Matt Rothschild, Nokia's Middle East and Africa GM for enterprise solutions, says this will increasingly also be the case for mobile phone users.
Nokia SA senior sales manager for enterprise solutions Richard Vester adds that some local Internet service providers can already provide cellular calls for as little as 17c a minute. This compares with R2.85 for a typical MTN contract holder and R1.85 for a pay-as-you go subscriber.
“VOIP is going to be a big player in the future… there is going to be a massive amount of cost reduction in that space,” says Vester. “How operators will respond to it remains to be seen. South Africans can already use this technology to slash costs.”
Vester says it is not clear how SA's mobile providers will respond to mobile VOIP. “There's no doubt the operators can see exactly what traffic is going through their networks. They are not blocking it yet.”
Rothschild says mobile operators in other Nokia markets, such as Singapore, have responded positively to the challenge. “They've recognised the potential of bringing all this together.”
He notes that a mobile provider there now offers clients a wireless router with Internet access. “When you go home, your [Nokia] E65 logs onto the router, giving you free VOIP calls in Singapore and low-cost international calls. When you leave home, you are a GSM customer.
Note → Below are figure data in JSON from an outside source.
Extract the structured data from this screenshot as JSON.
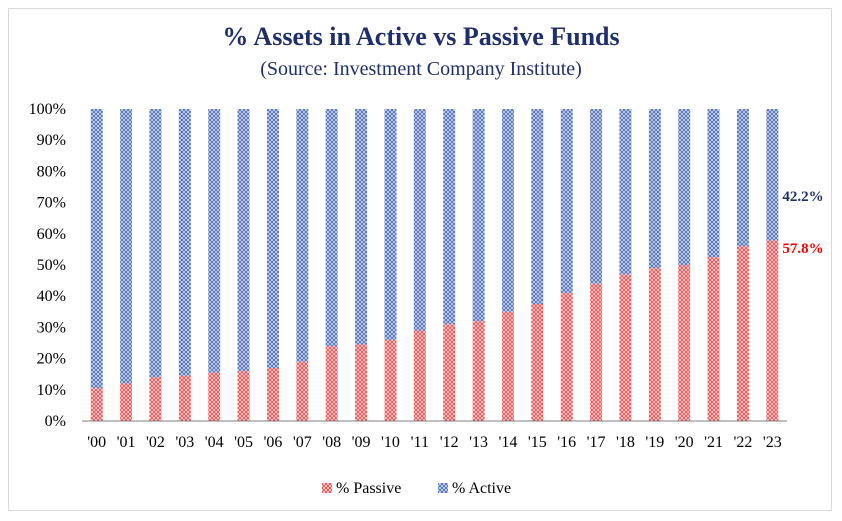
{
  "chart_data": {
    "type": "bar",
    "stacked": true,
    "title": "% Assets in Active vs Passive Funds",
    "subtitle": "(Source: Investment Company Institute)",
    "categories": [
      "'00",
      "'01",
      "'02",
      "'03",
      "'04",
      "'05",
      "'06",
      "'07",
      "'08",
      "'09",
      "'10",
      "'11",
      "'12",
      "'13",
      "'14",
      "'15",
      "'16",
      "'17",
      "'18",
      "'19",
      "'20",
      "'21",
      "'22",
      "'23"
    ],
    "series": [
      {
        "name": "% Passive",
        "color": "#e03c3c",
        "values": [
          10.5,
          12,
          14,
          14.5,
          15.5,
          16,
          17,
          19,
          24,
          24.5,
          26,
          29,
          31,
          32,
          35,
          37.5,
          41,
          44,
          47,
          49,
          50,
          52.5,
          56,
          57.8
        ]
      },
      {
        "name": "% Active",
        "color": "#3f61b0",
        "values": [
          89.5,
          88,
          86,
          85.5,
          84.5,
          84,
          83,
          81,
          76,
          75.5,
          74,
          71,
          69,
          68,
          65,
          62.5,
          59,
          56,
          53,
          51,
          50,
          47.5,
          44,
          42.2
        ]
      }
    ],
    "yticks": [
      "0%",
      "10%",
      "20%",
      "30%",
      "40%",
      "50%",
      "60%",
      "70%",
      "80%",
      "90%",
      "100%"
    ],
    "ylim": [
      0,
      100
    ],
    "grid": false,
    "legend": "bottom",
    "end_labels": {
      "active": {
        "text": "42.2%",
        "color": "#1f2f6e"
      },
      "passive": {
        "text": "57.8%",
        "color": "#ff0000"
      }
    }
  }
}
It is a smart play because it keeps customers on their network and gives them a low-cost service tailored for their needs.”
Future phones
Vester adds that convergence is accelerating in handsets. “There is convergence between security on the device and the mobilising of e-mail, of applications – this will be used much more by business in the future, the voice functionality, VOIP integrated into wireless LAN. All of these things are already being integrated into devices.”
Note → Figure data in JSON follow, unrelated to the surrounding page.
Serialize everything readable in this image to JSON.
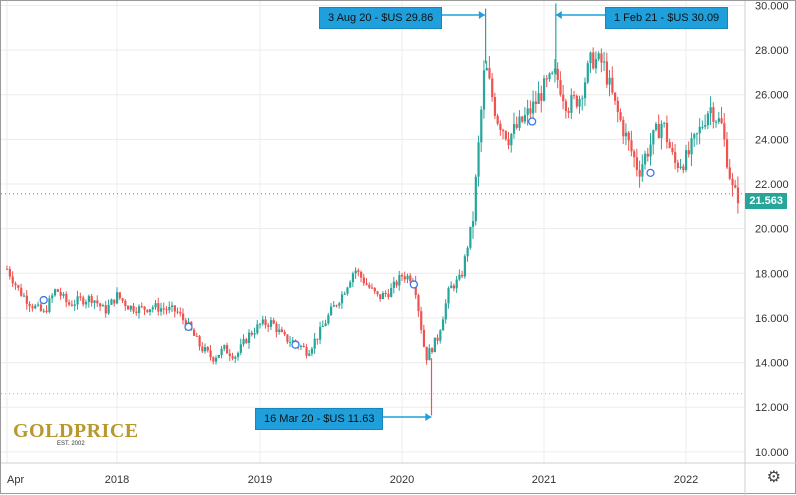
{
  "colors": {
    "up": "#26a69a",
    "down": "#ef5350",
    "callout_bg": "#1fa0dc",
    "price_tag": "#26a69a",
    "logo_gold": "#b8972d"
  },
  "callouts": {
    "aug20": "3 Aug 20 - $US 29.86",
    "feb21": "1 Feb 21 - $US 30.09",
    "mar20": "16 Mar 20 - $US 11.63"
  },
  "price_tag": "21.563",
  "logo": {
    "text": "GOLDPRICE",
    "subtext": "EST. 2002"
  },
  "settings_icon": "gear-icon",
  "chart_data": {
    "type": "candlestick",
    "title": "",
    "xlabel": "",
    "ylabel": "",
    "x_ticks": [
      "Apr",
      "2018",
      "2019",
      "2020",
      "2021",
      "2022"
    ],
    "y_ticks": [
      "10.000",
      "12.000",
      "14.000",
      "16.000",
      "18.000",
      "20.000",
      "22.000",
      "24.000",
      "26.000",
      "28.000",
      "30.000"
    ],
    "ylim": [
      9.5,
      30.2
    ],
    "current_price": 21.563,
    "grid": true,
    "annotations": [
      {
        "label": "3 Aug 20 - $US 29.86",
        "date": "2020-08-03",
        "value": 29.86
      },
      {
        "label": "1 Feb 21 - $US 30.09",
        "date": "2021-02-01",
        "value": 30.09
      },
      {
        "label": "16 Mar 20 - $US 11.63",
        "date": "2020-03-16",
        "value": 11.63
      }
    ],
    "series": [
      {
        "dates": [
          "2017-04",
          "2017-05",
          "2017-06",
          "2017-07",
          "2017-08",
          "2017-09",
          "2017-10",
          "2017-11",
          "2017-12",
          "2018-01",
          "2018-02",
          "2018-03",
          "2018-04",
          "2018-05",
          "2018-06",
          "2018-07",
          "2018-08",
          "2018-09",
          "2018-10",
          "2018-11",
          "2018-12",
          "2019-01",
          "2019-02",
          "2019-03",
          "2019-04",
          "2019-05",
          "2019-06",
          "2019-07",
          "2019-08",
          "2019-09",
          "2019-10",
          "2019-11",
          "2019-12",
          "2020-01",
          "2020-02",
          "2020-03",
          "2020-04",
          "2020-05",
          "2020-06",
          "2020-07",
          "2020-08",
          "2020-09",
          "2020-10",
          "2020-11",
          "2020-12",
          "2021-01",
          "2021-02",
          "2021-03",
          "2021-04",
          "2021-05",
          "2021-06",
          "2021-07",
          "2021-08",
          "2021-09",
          "2021-10",
          "2021-11",
          "2021-12",
          "2022-01",
          "2022-02",
          "2022-03",
          "2022-04",
          "2022-05"
        ],
        "values": [
          18.2,
          17.2,
          16.6,
          16.2,
          17.3,
          16.6,
          16.8,
          16.9,
          16.3,
          17.0,
          16.5,
          16.4,
          16.5,
          16.4,
          16.3,
          15.6,
          14.7,
          14.2,
          14.6,
          14.3,
          15.2,
          15.7,
          15.8,
          15.1,
          14.9,
          14.5,
          15.3,
          16.3,
          17.1,
          18.2,
          17.5,
          16.9,
          17.2,
          17.9,
          17.8,
          14.2,
          15.1,
          17.3,
          17.8,
          20.5,
          27.4,
          25.0,
          24.1,
          24.7,
          25.4,
          26.3,
          26.9,
          25.5,
          25.9,
          27.6,
          27.4,
          25.5,
          24.0,
          22.6,
          23.8,
          24.8,
          22.9,
          23.1,
          24.2,
          25.5,
          24.6,
          21.5
        ]
      }
    ]
  }
}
Going forward, he says: “These are all going to thread together in a tighter fashion because you are going to see corporates mobilising applications.
“Middleware will allow all the building blocks one wants, from wireless e-mail right to application synchronisation and device management on top, so that the administrators can manage the device, push VOIP settings down to the device [and so on].”
Vester foresees that, in the enterprises space, mobile handsets will increasingly become company assets. “So you will see more companies go out and buy devices and manage them as if they are laptops.”